Beaucoup de disciples de Jésus, disent-ils, ne connurent pas la descente du Christ en lui. Lorsque le Christ fut descendu en Jésus, c'est alors qu'il commença à accomplir des miracles, à opérer des guérisons, à annoncer le Père inconnu et à se proclamer ouvertement le Fils du Premier Homme. Irrités, les Archontes et le Père de Jésus travaillèrent à le faire mourir. Tandis qu'on le conduisait à la mort, le Christ se retira avec Sagesse dans l'Éon incorruptible, à ce qu'ils disent, et Jésus seul fut crucifié. Le Christ n'oublia pas ce qui était sien: il envoya d'en haut en Jésus une puissance qui le ressuscita dans un corps qu'ils appellent corps psychique et pneumatique, car, pour ce qui est des éléments cosmiques, Jésus les abandonna dans le monde. Ses disciples, lorsqu'ils le virent après sa résurrection, ne le connurent pas et ne surent même pas par la faveur de qui il était ressuscité d'entre les morts. Les disciples, disent-ils, tombèrent ainsi dans cette erreur énorme de s'imaginer qu'il était ressuscité dans son corps cosmique: ils ignoraient que la chair et le sang ne s'emparent pas du royaume de Dieu.

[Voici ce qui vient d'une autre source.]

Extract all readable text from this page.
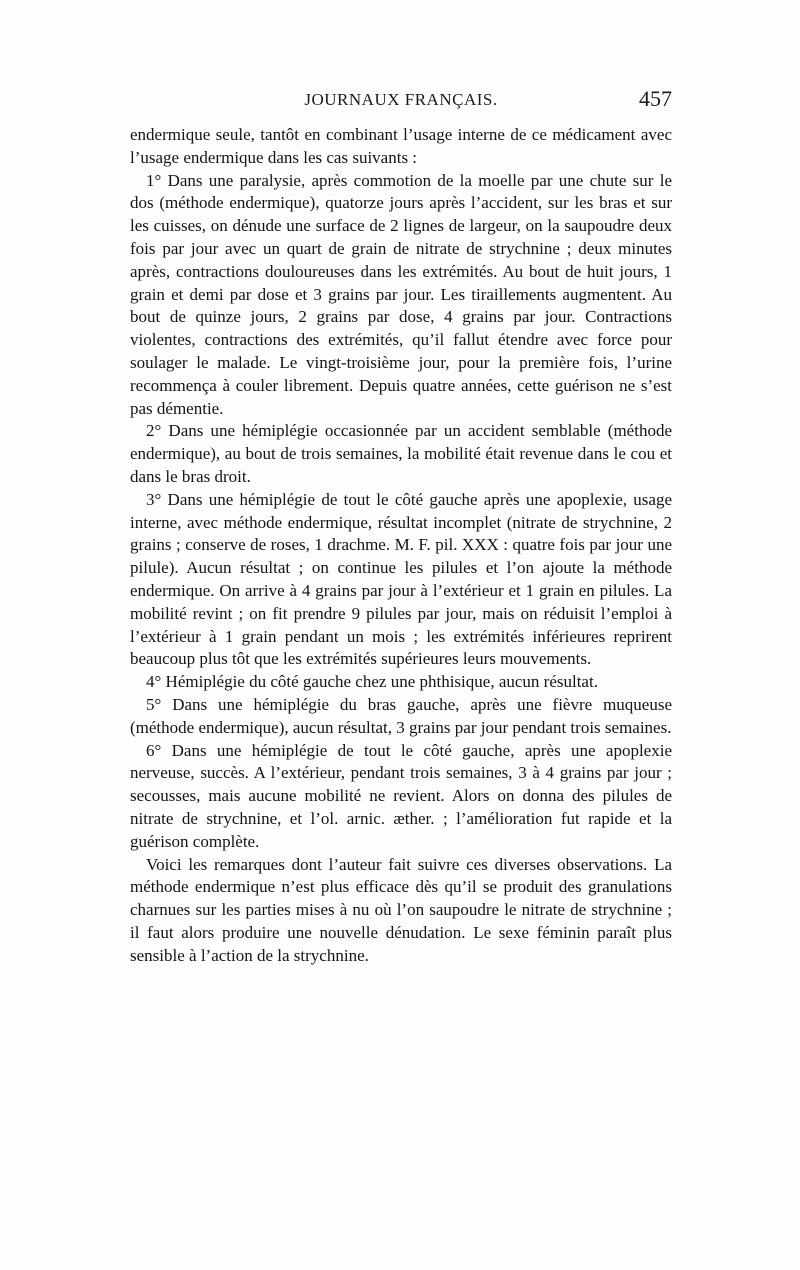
JOURNAUX FRANÇAIS.	457

endermique seule, tantôt en combinant l’usage interne de ce médicament avec l’usage endermique dans les cas suivants :

1° Dans une paralysie, après commotion de la moelle par une chute sur le dos (méthode endermique), quatorze jours après l’accident, sur les bras et sur les cuisses, on dénude une surface de 2 lignes de largeur, on la saupoudre deux fois par jour avec un quart de grain de nitrate de strychnine ; deux minutes après, contractions douloureuses dans les extrémités. Au bout de huit jours, 1 grain et demi par dose et 3 grains par jour. Les tiraillements augmentent. Au bout de quinze jours, 2 grains par dose, 4 grains par jour. Contractions violentes, contractions des extrémités, qu’il fallut étendre avec force pour soulager le malade. Le vingt-troisième jour, pour la première fois, l’urine recommença à couler librement. Depuis quatre années, cette guérison ne s’est pas démentie.

2° Dans une hémiplégie occasionnée par un accident semblable (méthode endermique), au bout de trois semaines, la mobilité était revenue dans le cou et dans le bras droit.

3° Dans une hémiplégie de tout le côté gauche après une apoplexie, usage interne, avec méthode endermique, résultat incomplet (nitrate de strychnine, 2 grains ; conserve de roses, 1 drachme. M. F. pil. XXX : quatre fois par jour une pilule). Aucun résultat ; on continue les pilules et l’on ajoute la méthode endermique. On arrive à 4 grains par jour à l’extérieur et 1 grain en pilules. La mobilité revint ; on fit prendre 9 pilules par jour, mais on réduisit l’emploi à l’extérieur à 1 grain pendant un mois ; les extrémités inférieures reprirent beaucoup plus tôt que les extrémités supérieures leurs mouvements.

4° Hémiplégie du côté gauche chez une phthisique, aucun résultat.

5° Dans une hémiplégie du bras gauche, après une fièvre muqueuse (méthode endermique), aucun résultat, 3 grains par jour pendant trois semaines.

6° Dans une hémiplégie de tout le côté gauche, après une apoplexie nerveuse, succès. A l’extérieur, pendant trois semaines, 3 à 4 grains par jour ; secousses, mais aucune mobilité ne revient. Alors on donna des pilules de nitrate de strychnine, et l’ol. arnic. æther. ; l’amélioration fut rapide et la guérison complète.

Voici les remarques dont l’auteur fait suivre ces diverses observations. La méthode endermique n’est plus efficace dès qu’il se produit des granulations charnues sur les parties mises à nu où l’on saupoudre le nitrate de strychnine ; il faut alors produire une nouvelle dénudation. Le sexe féminin paraît plus sensible à l’action de la strychnine.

Ils prétendent confirmer la descente du Christ et sa remontée par le fait que, ni avant son baptême ni après sa résurrection d'entre les morts, Jésus n'a rien fait de considérable, au dire de ses disciples  ceux-ci ignoraient que Jésus avait été uni au Christ et l'Éon incorruptible à l'Hebdomade, et ils prenaient le corps psychique pour un corps cosmique. Après sa résurrection, Jésus demeura encore dix-huit mois sur terre, et, lorsque l'intelligence fut descendue en lui, il apprit l'exacte vérité. Il enseigna alors ces choses à un petit nombre de ses disciples, à ceux qu'il savait capables de comprendre de si grands mystères, puis il fut enlevé au ciel. Ainsi Jésus siège maintenant à la droite de son Père Jaldabaoth, pour recevoir en lui-même, après la déposition de leur chair cosmique, les âmes de ceux qui l'auront connu; il s'enrichit, tandis que son Père est dans l'ignorance et ne le voit même pas: car, dans la mesure où Jésus s'enrichit lui-même de saintes âmes, dans cette même mesure son Père subit une perte et un amoindrissement, vidé qu'il est de sa puissance du fait de ces âmes. Car il ne possédera plus les âmes saintes, de façon à pouvoir les renvoyer dans le monde, mais seulement celles qui sont issues de sa substance, c'est-à-dire qui proviennent de l'insufflation. La consommation finale aura lieu lorsque toute la rosée de l'esprit de lumière sera rassemblée et emportée dans l'Eon d'incorruptibilité.